I would like to give a shout out to Ryan Tannehill for becoming the Texas A&M career leader in passing yards, rightfully taking the crown from our former fraud of a quarterback Jerrod Johnson. And for the record, I am definitely going to miss Tannehill. I honestly believe he was a great if not fantastic quarterback (maybe we will find out more when he goes to the next level); he could run, he could throw the ball in an accurate fashion, and most importantly he was able to instill hope into my constantly aching heart. As I have made it quite clear in the past, I was never a fan of McGee or Jerrod, but for some reason Tannehill never seemed to be the direct reason for my usual Aggie angst. Obviously, something went wrong in our many second half collapses, but in my opinion that had way more to do with play calling, our respective gameplans, and most noticeably our defense. I am nervous about quarterback situation for next year… but I will save those thoughts for another day.

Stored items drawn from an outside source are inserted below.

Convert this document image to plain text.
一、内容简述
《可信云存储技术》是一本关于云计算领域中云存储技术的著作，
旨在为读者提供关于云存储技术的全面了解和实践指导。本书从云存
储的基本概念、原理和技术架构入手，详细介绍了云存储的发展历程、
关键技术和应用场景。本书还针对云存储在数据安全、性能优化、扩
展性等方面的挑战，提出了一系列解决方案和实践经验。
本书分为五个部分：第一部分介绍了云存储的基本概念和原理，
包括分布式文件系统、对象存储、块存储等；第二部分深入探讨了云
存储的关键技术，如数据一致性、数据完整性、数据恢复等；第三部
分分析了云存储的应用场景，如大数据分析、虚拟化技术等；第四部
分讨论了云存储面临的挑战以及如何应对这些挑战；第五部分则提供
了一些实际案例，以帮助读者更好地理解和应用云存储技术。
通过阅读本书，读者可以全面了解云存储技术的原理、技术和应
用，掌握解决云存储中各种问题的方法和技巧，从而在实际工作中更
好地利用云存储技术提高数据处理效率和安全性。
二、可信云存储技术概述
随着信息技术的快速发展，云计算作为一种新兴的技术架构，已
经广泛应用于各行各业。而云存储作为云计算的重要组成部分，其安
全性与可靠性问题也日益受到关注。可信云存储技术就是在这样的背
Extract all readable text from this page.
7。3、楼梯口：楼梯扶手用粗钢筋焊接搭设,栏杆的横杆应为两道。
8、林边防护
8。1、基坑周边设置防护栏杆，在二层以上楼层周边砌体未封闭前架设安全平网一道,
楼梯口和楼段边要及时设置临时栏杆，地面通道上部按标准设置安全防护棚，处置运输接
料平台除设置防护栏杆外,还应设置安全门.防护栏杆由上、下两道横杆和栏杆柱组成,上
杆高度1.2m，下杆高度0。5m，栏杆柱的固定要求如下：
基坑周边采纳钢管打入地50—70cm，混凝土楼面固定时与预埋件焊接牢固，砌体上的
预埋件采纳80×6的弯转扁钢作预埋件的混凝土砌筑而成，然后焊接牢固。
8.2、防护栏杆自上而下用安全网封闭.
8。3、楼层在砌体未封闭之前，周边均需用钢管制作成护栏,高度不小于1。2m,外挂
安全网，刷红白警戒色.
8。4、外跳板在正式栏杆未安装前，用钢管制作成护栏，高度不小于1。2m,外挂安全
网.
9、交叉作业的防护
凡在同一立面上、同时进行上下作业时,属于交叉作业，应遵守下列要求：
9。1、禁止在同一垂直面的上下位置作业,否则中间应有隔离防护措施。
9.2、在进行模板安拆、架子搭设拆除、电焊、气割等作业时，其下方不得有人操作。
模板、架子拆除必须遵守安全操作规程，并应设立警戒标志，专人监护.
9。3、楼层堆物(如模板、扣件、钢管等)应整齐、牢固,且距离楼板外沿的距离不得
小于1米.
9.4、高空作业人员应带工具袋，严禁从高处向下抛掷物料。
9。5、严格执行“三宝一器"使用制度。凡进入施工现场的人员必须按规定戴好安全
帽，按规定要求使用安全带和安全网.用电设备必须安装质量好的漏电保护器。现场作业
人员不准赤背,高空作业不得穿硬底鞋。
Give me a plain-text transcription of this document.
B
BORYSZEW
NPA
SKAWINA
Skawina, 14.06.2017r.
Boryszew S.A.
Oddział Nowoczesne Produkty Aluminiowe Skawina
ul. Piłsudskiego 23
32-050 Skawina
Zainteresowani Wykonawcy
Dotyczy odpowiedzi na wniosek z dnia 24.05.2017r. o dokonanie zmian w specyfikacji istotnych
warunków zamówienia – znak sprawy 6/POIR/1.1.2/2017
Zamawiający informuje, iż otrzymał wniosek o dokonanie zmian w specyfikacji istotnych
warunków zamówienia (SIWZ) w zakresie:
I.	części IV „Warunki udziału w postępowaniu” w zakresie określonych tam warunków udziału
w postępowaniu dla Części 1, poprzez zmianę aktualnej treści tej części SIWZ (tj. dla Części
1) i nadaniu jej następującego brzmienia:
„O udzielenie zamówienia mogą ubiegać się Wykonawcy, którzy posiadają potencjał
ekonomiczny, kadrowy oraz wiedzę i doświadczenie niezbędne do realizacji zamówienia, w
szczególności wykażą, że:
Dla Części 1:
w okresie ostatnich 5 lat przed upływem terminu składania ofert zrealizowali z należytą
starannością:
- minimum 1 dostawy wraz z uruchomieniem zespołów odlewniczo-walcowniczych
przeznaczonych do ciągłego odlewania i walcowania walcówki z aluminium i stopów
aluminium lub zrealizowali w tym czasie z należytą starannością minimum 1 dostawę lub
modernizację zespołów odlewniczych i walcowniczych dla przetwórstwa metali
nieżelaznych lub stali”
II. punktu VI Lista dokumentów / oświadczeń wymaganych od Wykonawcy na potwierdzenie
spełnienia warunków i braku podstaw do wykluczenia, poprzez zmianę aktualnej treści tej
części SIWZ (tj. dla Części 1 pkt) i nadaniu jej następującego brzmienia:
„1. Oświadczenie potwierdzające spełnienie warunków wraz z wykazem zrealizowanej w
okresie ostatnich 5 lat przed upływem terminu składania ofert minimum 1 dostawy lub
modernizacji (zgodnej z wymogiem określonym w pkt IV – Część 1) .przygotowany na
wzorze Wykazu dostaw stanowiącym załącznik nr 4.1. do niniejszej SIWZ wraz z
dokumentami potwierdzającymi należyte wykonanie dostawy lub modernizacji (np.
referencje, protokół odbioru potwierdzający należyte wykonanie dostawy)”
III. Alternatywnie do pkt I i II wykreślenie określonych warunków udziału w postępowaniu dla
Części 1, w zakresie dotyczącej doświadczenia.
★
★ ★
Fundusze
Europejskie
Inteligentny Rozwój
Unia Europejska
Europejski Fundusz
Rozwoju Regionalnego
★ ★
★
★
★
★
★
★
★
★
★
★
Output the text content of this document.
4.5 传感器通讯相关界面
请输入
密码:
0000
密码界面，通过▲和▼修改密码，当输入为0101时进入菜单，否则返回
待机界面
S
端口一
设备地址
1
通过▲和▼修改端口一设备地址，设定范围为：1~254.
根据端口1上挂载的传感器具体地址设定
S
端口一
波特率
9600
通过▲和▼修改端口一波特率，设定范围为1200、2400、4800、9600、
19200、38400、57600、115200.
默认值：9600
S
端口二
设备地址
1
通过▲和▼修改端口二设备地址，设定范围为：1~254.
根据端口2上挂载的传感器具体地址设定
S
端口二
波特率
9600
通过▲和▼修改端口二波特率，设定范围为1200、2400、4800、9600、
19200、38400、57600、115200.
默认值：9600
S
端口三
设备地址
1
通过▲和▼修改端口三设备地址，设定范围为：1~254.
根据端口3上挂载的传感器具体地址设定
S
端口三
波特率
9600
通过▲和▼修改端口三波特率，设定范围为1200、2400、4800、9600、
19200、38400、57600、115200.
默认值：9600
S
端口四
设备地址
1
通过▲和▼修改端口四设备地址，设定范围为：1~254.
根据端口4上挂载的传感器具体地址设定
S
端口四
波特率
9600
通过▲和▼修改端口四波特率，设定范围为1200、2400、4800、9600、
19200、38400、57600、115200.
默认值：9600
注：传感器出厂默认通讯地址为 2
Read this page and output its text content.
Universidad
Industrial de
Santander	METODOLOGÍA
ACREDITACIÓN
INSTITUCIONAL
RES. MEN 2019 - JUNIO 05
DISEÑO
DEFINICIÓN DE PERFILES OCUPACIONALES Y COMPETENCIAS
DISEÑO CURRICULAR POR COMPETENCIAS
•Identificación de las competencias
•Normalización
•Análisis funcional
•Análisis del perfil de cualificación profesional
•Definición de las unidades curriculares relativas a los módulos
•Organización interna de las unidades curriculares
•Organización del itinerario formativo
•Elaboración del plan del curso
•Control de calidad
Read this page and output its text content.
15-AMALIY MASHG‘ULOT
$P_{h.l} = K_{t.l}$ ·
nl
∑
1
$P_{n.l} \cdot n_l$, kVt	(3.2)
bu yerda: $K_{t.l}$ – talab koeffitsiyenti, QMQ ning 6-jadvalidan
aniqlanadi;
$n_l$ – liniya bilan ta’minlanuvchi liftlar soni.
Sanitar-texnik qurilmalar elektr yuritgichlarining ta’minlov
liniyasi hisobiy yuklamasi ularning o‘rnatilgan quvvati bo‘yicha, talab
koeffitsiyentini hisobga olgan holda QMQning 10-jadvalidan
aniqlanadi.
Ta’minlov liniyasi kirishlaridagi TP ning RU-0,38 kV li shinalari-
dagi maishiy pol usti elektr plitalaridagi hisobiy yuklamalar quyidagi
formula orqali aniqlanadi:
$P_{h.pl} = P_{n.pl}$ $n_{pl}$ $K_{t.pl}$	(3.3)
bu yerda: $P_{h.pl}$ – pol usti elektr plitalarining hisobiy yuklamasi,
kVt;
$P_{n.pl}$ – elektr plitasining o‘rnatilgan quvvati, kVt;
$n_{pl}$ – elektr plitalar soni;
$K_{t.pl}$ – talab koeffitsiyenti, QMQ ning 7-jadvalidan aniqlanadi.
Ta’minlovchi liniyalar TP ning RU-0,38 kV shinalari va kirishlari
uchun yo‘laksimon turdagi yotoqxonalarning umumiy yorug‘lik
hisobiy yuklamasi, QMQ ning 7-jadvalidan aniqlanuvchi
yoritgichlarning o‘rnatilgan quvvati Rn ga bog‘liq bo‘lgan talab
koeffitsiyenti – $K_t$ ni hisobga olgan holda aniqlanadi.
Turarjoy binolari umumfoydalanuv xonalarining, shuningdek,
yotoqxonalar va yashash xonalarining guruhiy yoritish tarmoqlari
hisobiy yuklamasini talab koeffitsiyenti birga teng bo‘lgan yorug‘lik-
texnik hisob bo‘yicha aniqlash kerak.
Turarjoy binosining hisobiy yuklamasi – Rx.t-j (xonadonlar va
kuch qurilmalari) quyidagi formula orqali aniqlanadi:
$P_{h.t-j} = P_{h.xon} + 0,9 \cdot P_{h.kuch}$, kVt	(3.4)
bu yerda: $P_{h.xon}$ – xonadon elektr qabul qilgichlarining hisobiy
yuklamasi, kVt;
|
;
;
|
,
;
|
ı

Moving onto those larger forces that arose on the last day of 2011… rain or shine, win or lose, I am proud to be an Aggie. When Aggie football is discussed, my blood often boils, but Aggie football isn’t the reason I wake up in the morning nor my last thought before I fall to sleep. I thoroughly enjoy and value each day that is afforded to me, and that particular joy and sense of value has A LOT to do with the college I choose to attend. Texas A&M instills a sense of pride, not only in your school, but also in yourself. I encounter very few people that don’t describe their time in College Station in hyperbolic terms of elation. It is a contagious attitude that can’t be avoided while you are in that special place.

And one of the greatest themes of Aggieland is the respect for the fallen. Whether it is the monthly Silver Taps or the annual Muster call, Texas A&M does not let anyone fall between the cracks. And when tragedies like Joey V's accident occur, Texas A&M does a phenomenal job of not only honoring the lost, but also reminding everyone else to truly value the many blessings bestowed upon them, the greatest of which is life. Nobody expects nor wishes these tragedies upon anyone they know, but when these situations do occur, I consider myself extremely fortunate to be surrounded by Aggies. Football is fleeting. Thankfully, being an Aggie, is not.